Has Michael Steele helped or hurt the GOP?

Republican National Chairman Michael S. Steele has often found himself in the spotlight -- and not in a good way. Here's a look at some of his most memorable snafus.
By Krissah Thompson
Washington Post Staff Writer
Saturday, November 13, 2010; 12:01 AM

As Republican celebrations of their midterm victories give way to plans to take back the White House in 2012, party leaders are asking themselves this question: Did the GOP succeed in last week's elections because of its charismatic but controversial chairman or in spite of him?

"My hope is that folks still believe I still have something to contribute," Republican National Committee Chairman Michael S. Steele told reporters last week.

Steele's tenure has been marred by a string of gaffes and a record of lavish spending. Even so, he claims credit for the party's electoral successes as he lays the foundation for a run for another term as chairman. Since the election, though, many of the GOP's most prominent voices have showered little or no praise on Steele.

A flurry of public calls from leading Republicans this week for new leadership at the RNC and moves by party insiders to build a coalition aimed at disposing of Steele could be the opening volleys of a nasty political fight. In one corner: the GOP's top-ranking African American. In the other: a Republican establishment apparently determined to remove him from office.

The decision makers in this fight are the 168 RNC members whose votes at the party's winter meeting in January will determine Steele's fate. His aides say he has as many as 60 of the 85 votes needed to win. However, a sizable bloc of committee members - who are mostly state committeemen and local party leaders - have settled against Steele, while many others are undecided, according to Steele supporters and detractors.

Former Michigan Republican Party chairman Saul Anuzis on Friday became the first person to formally announce that he would run for the chairmanship.

Steele and other potential challengers are expected to officially declare by Thanksgiving whether they are in or out of the race.

"Maybe Michael Steele can roll the dice and ... capture a victory, and maybe not," said Katon Dawson, a top party operative from South Carolina who lost to Steele in the chairman's race last year. "I'm sure he is trying to accumulate the number of votes that he needs to get there, but in this climate that will be very difficult. These races are brutal. They are mean. They are tough."

The list of reasons Steele is criticized is long: Detractors say the RNC has misspent millions of dollars and failed to properly report its debt; they also point to numerous controversies that have rocked the committee under Steele, including an incident this year in which $2,000 in RNC money was spent at a bondage-themed strip club in California.

(Steele has also drawn fire for his propensity for gaffes, including his suggestion over the summer that the war in Afghanistan might not be winnable.)

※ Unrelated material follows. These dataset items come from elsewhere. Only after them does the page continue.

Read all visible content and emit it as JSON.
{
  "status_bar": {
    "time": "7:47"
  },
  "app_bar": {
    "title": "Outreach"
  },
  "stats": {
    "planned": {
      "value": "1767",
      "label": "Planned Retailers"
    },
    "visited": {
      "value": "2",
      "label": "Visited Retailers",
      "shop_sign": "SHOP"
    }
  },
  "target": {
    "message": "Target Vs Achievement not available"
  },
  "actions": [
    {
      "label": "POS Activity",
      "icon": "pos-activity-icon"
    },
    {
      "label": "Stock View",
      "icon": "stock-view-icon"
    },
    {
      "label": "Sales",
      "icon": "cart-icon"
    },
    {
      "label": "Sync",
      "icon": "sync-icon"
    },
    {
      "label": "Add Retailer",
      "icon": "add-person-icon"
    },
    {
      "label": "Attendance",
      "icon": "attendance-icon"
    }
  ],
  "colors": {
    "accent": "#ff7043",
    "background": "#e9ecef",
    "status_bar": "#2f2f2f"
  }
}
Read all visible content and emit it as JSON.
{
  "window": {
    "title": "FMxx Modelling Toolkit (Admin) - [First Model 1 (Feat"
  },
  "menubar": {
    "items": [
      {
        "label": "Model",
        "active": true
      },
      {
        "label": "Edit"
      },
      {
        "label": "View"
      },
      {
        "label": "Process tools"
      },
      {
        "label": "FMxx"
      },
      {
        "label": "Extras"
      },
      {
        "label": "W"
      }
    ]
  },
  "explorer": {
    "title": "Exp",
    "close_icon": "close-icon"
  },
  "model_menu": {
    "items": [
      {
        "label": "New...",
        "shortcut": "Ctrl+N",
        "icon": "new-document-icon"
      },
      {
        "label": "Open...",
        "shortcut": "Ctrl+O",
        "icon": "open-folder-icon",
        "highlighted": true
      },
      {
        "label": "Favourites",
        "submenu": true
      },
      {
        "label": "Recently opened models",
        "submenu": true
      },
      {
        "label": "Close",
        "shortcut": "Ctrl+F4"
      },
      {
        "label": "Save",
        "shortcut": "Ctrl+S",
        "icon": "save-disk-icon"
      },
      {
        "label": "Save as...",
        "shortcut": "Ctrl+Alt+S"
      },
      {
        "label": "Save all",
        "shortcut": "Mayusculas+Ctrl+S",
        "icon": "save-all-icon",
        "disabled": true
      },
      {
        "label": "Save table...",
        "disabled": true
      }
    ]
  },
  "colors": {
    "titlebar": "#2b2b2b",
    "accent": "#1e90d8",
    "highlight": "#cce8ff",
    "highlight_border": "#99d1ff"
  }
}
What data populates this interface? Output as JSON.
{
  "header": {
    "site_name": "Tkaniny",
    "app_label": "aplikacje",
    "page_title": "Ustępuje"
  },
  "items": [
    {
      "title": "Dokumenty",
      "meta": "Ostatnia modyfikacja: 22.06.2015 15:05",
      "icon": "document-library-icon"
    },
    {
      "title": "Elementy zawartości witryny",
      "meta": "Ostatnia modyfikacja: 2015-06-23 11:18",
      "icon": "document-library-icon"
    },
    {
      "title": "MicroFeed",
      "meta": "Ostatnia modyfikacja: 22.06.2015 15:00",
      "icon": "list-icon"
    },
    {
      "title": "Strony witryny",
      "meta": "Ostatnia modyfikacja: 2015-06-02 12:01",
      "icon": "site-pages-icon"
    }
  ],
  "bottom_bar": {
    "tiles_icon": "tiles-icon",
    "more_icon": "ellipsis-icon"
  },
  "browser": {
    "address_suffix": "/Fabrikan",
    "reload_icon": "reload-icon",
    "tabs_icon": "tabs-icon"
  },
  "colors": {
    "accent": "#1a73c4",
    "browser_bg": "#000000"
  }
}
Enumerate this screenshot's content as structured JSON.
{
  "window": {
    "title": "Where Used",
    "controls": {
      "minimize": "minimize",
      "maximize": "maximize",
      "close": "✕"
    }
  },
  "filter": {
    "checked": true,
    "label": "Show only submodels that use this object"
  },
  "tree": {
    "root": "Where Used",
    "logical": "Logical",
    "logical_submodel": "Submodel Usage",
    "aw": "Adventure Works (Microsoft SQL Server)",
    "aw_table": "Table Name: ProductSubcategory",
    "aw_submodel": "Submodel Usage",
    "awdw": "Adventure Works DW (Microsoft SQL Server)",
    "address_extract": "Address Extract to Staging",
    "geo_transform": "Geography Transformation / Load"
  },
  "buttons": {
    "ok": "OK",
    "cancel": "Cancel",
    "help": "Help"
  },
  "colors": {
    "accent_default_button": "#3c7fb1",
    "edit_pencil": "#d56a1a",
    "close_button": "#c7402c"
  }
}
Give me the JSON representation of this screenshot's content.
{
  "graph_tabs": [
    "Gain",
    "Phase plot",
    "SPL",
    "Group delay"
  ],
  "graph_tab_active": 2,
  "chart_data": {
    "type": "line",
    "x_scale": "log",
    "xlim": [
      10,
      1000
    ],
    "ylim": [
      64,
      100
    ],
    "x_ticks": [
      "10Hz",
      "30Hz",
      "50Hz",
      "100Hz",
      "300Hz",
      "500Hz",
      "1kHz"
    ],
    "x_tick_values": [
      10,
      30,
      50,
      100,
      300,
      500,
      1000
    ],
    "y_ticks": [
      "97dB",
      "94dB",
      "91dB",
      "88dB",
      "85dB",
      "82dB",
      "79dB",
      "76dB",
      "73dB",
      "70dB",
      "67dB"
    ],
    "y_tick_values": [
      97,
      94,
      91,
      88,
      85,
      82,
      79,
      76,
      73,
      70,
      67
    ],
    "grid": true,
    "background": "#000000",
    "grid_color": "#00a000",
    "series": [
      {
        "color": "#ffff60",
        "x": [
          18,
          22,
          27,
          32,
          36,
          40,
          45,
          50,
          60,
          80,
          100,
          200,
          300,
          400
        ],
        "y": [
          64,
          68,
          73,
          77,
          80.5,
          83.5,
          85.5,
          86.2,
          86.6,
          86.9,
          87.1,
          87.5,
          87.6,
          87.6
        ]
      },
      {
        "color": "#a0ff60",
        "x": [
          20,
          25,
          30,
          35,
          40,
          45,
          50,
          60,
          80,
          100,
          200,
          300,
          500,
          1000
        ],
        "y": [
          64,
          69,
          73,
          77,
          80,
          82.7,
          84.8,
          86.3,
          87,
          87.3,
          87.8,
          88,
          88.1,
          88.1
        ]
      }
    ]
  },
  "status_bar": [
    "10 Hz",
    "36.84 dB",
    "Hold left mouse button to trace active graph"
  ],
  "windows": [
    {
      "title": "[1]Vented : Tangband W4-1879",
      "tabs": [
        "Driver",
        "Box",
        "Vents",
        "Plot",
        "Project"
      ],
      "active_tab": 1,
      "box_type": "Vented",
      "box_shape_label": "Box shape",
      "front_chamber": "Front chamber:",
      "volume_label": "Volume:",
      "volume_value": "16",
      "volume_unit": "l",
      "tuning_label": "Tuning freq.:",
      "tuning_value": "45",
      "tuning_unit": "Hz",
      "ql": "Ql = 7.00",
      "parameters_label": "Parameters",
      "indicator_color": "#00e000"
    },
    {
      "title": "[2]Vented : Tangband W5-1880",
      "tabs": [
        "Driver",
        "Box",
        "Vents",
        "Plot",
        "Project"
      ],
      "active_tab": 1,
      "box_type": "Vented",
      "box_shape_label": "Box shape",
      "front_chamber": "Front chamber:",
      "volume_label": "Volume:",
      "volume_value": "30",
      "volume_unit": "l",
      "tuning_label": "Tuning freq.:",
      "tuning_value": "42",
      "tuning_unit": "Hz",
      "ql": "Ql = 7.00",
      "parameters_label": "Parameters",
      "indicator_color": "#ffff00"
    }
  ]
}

Steele has been making his own case for a second term in a round of interviews focused on the GOP's big wins. He acknowledged that there may have been some bumps in the beginning but said he spent the party's money wisely and "reaped the benefits of those investments by winning elections."

"Everybody has a learning curve, and clearly, I had mine," Steele told reporters. "Going from coming in and being in a position publicly to look at the party, look at politics and look at the trend lines in the country and analyze them is one thing, but then being chairman of the party and having to maybe not express so vocally your views on some of these issues is another. You learn that."